Beloved for his powerful portraits, Dawoud Bey takes a rare detour into urban landscape photography with Harlem Redux, his new series of 14 prints at Stephen Daiter Gallery through December 3. It is a sequel, 40 years later, to his first project, Harlem, USA, which debuted at the Studio Museum in 1979. Bey returns to Harlem to find its vivacious cast of characters replaced by construction workers and tourists, but mostly the quiet streets are devoid of people, an absence weighted with meaning. Harlem Redux is a final chapter; it is an elegy for a place that used to be a community.
Born in Queens and living in Chicago, Bey has roots in Harlem – his parents met in church there.
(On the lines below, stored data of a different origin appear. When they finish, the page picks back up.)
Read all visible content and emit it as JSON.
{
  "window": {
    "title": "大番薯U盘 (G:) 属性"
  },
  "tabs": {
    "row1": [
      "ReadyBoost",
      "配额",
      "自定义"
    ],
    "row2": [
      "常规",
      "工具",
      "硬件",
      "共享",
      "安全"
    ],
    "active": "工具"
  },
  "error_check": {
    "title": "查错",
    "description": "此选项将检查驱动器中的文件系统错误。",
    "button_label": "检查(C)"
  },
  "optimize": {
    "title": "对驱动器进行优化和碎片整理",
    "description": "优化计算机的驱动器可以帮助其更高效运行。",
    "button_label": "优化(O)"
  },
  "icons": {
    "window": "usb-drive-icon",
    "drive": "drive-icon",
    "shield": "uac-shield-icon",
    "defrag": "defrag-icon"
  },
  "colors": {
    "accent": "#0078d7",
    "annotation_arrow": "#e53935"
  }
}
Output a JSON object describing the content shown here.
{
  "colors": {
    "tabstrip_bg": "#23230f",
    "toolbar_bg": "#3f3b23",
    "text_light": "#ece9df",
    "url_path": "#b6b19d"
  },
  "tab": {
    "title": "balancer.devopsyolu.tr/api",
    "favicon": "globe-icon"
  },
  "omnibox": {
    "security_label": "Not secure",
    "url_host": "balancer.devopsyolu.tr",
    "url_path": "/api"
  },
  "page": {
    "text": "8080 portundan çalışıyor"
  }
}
He found his voice in the mid-1970s with a residency at the Studio Museum in Harlem that concluded with the masterful Harlem, USA, 25 black-and-white prints that are also on view in the gallery’s back room. They provide a sense of contrast, because the life and joy of that early work is not found in the new series of large-scale color prints. In the Harlem sequel, Bey has a way of making construction scaffolding look like ruins in the sunset light.
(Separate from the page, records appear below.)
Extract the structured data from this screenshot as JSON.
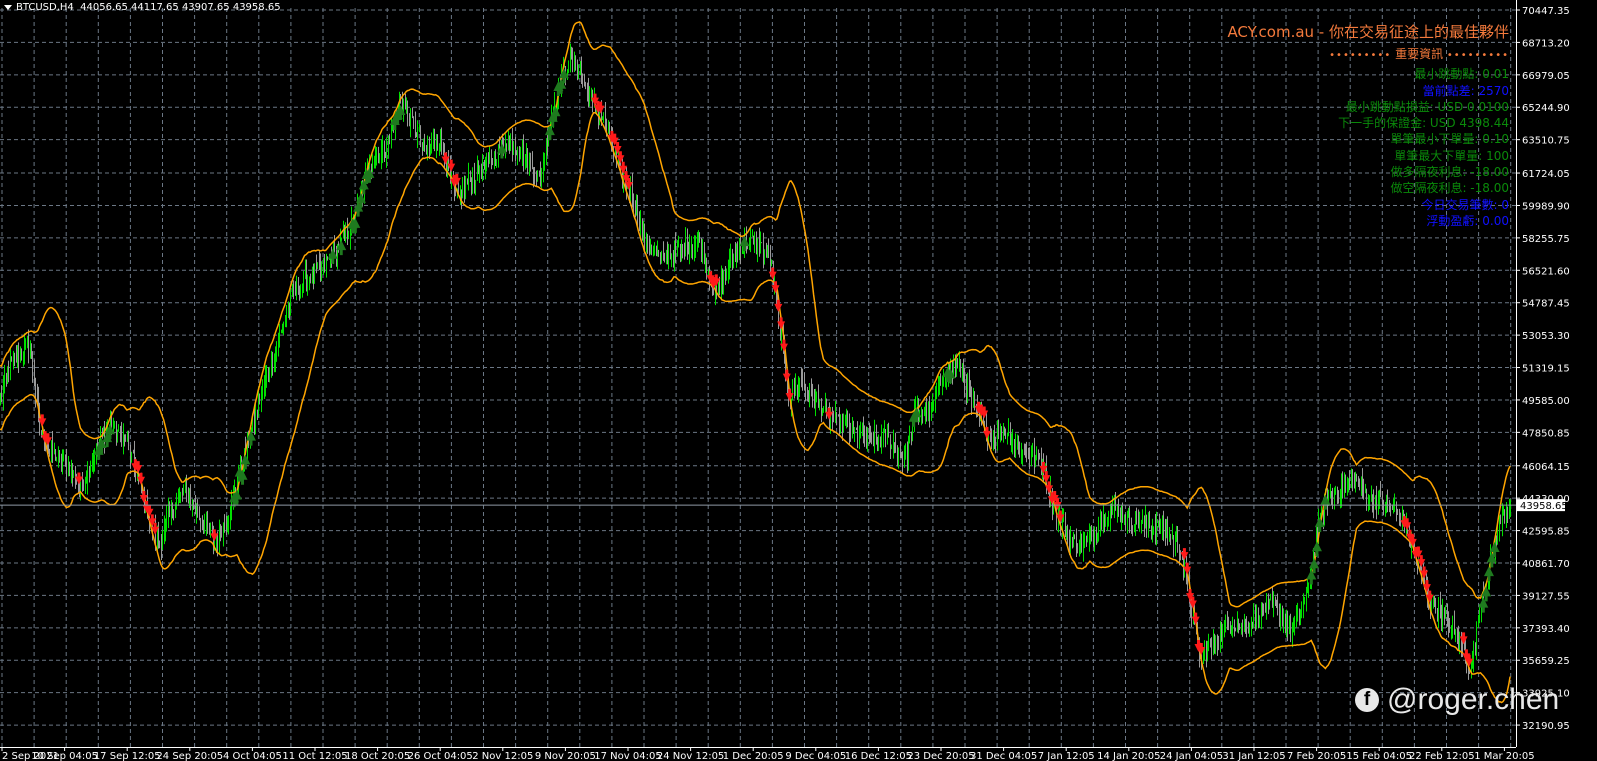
{
  "header": {
    "symbol": "BTCUSD,H4",
    "ohlc": "44056.65 44117.65 43907.65 43958.65"
  },
  "info_panel": {
    "title": "ACY.com.au - 你在交易征途上的最佳夥伴",
    "section": "重要資訊",
    "dots": "•••••••••",
    "rows": [
      {
        "text": "最小跳動點: 0.01",
        "color": "g"
      },
      {
        "text": "當前點差: 2570",
        "color": "b"
      },
      {
        "text": "最小跳動點損益: USD 0.0100",
        "color": "g"
      },
      {
        "text": "下一手的保證金: USD 4398.44",
        "color": "g"
      },
      {
        "text": "單筆最小下單量: 0.10",
        "color": "g"
      },
      {
        "text": "單筆最大下單量: 100",
        "color": "g"
      },
      {
        "text": "做多隔夜利息: -18.00",
        "color": "g"
      },
      {
        "text": "做空隔夜利息: -18.00",
        "color": "g"
      },
      {
        "text": "今日交易筆數: 0",
        "color": "b"
      },
      {
        "text": "浮動盈虧: 0.00",
        "color": "b"
      }
    ]
  },
  "watermark": {
    "icon": "facebook-icon",
    "text": "@roger.chen"
  },
  "colors": {
    "up": "#00e000",
    "down": "#9a9a9a",
    "band": "#ffa500",
    "grid": "#6b7785",
    "sell": "#ff1a1a",
    "buy": "#1f7a1f"
  },
  "chart_data": {
    "type": "ohlc",
    "symbol": "BTCUSD",
    "timeframe": "H4",
    "current_price": "43958.65",
    "ylim": [
      31000,
      70900
    ],
    "y_ticks": [
      "70447.35",
      "68713.20",
      "66979.05",
      "65244.90",
      "63510.75",
      "61724.05",
      "59989.90",
      "58255.75",
      "56521.60",
      "54787.45",
      "53053.30",
      "51319.15",
      "49585.00",
      "47850.85",
      "46064.15",
      "44330.00",
      "42595.85",
      "40861.70",
      "39127.55",
      "37393.40",
      "35659.25",
      "33925.10",
      "32190.95"
    ],
    "x_ticks": [
      "2 Sep 2021",
      "10 Sep 04:05",
      "17 Sep 12:05",
      "24 Sep 20:05",
      "4 Oct 04:05",
      "11 Oct 12:05",
      "18 Oct 20:05",
      "26 Oct 04:05",
      "2 Nov 12:05",
      "9 Nov 20:05",
      "17 Nov 04:05",
      "24 Nov 12:05",
      "1 Dec 20:05",
      "9 Dec 04:05",
      "16 Dec 12:05",
      "23 Dec 20:05",
      "31 Dec 04:05",
      "7 Jan 12:05",
      "14 Jan 20:05",
      "24 Jan 04:05",
      "31 Jan 12:05",
      "7 Feb 20:05",
      "15 Feb 04:05",
      "22 Feb 12:05",
      "1 Mar 20:05"
    ],
    "close_bar_index": [
      0,
      7,
      21,
      28,
      35,
      50,
      57,
      71,
      78,
      89,
      96,
      106,
      113,
      121,
      131,
      142,
      152,
      163,
      174,
      184,
      195,
      206,
      216,
      227,
      238,
      248,
      255,
      262,
      273,
      284,
      291,
      301,
      312,
      323,
      333,
      348,
      358,
      369,
      383,
      390,
      397,
      404,
      411,
      418,
      429,
      440,
      447,
      457,
      468,
      482,
      496,
      507,
      518,
      528,
      539,
      546,
      553,
      560,
      567,
      578,
      589,
      603,
      617,
      631,
      642,
      649,
      660,
      670,
      681,
      691,
      702,
      713,
      723,
      738,
      748,
      759,
      770,
      780,
      791,
      801,
      816,
      826,
      837,
      844,
      851,
      862,
      872,
      883,
      894,
      904,
      915,
      926,
      933,
      940,
      950,
      961,
      972,
      982,
      993,
      1004,
      1014,
      1025,
      1035,
      1043,
      1050,
      1057,
      1064,
      1071
    ],
    "close": [
      49582,
      51454,
      52524,
      47977,
      46907,
      45837,
      44767,
      47442,
      48244,
      47442,
      45837,
      43162,
      41824,
      43697,
      44767,
      43162,
      41824,
      43697,
      46907,
      49582,
      52257,
      54932,
      56002,
      56537,
      57607,
      58677,
      60282,
      62422,
      62957,
      65632,
      64562,
      62957,
      63492,
      60282,
      61352,
      62422,
      63492,
      62957,
      61352,
      64562,
      66702,
      67772,
      67237,
      65632,
      64562,
      61619,
      60817,
      58142,
      57072,
      57607,
      58142,
      55199,
      57072,
      58142,
      57874,
      57072,
      53327,
      49582,
      50652,
      49582,
      48512,
      47977,
      47442,
      47442,
      46372,
      49047,
      49047,
      51187,
      51187,
      49047,
      47442,
      47977,
      46907,
      46372,
      43697,
      42092,
      41824,
      43162,
      43697,
      43162,
      42894,
      42627,
      41557,
      38882,
      35672,
      36742,
      37812,
      37277,
      38347,
      38614,
      37277,
      38882,
      42092,
      44232,
      44767,
      45302,
      44232,
      44232,
      43429,
      41022,
      38882,
      37812,
      36742,
      35137,
      38882,
      41022,
      43162,
      44232
    ]
  }
}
The most poignant images point directly to the neighborhood’s lost population: empty coats on a chain-link fence hang like a group portrait of ghosts in Clothes and Bag for Sale (all works 2016); and a beauty-parlor poster bleached by the sun in Girls, Ornaments, and Vacant Lot. As he did in the series from 40 years ago, Bey captured the present scenes by walking the streets and documenting what he encountered in real-time. The photographs are a reminder that we cannot halt a force like gentrification, but merely record it.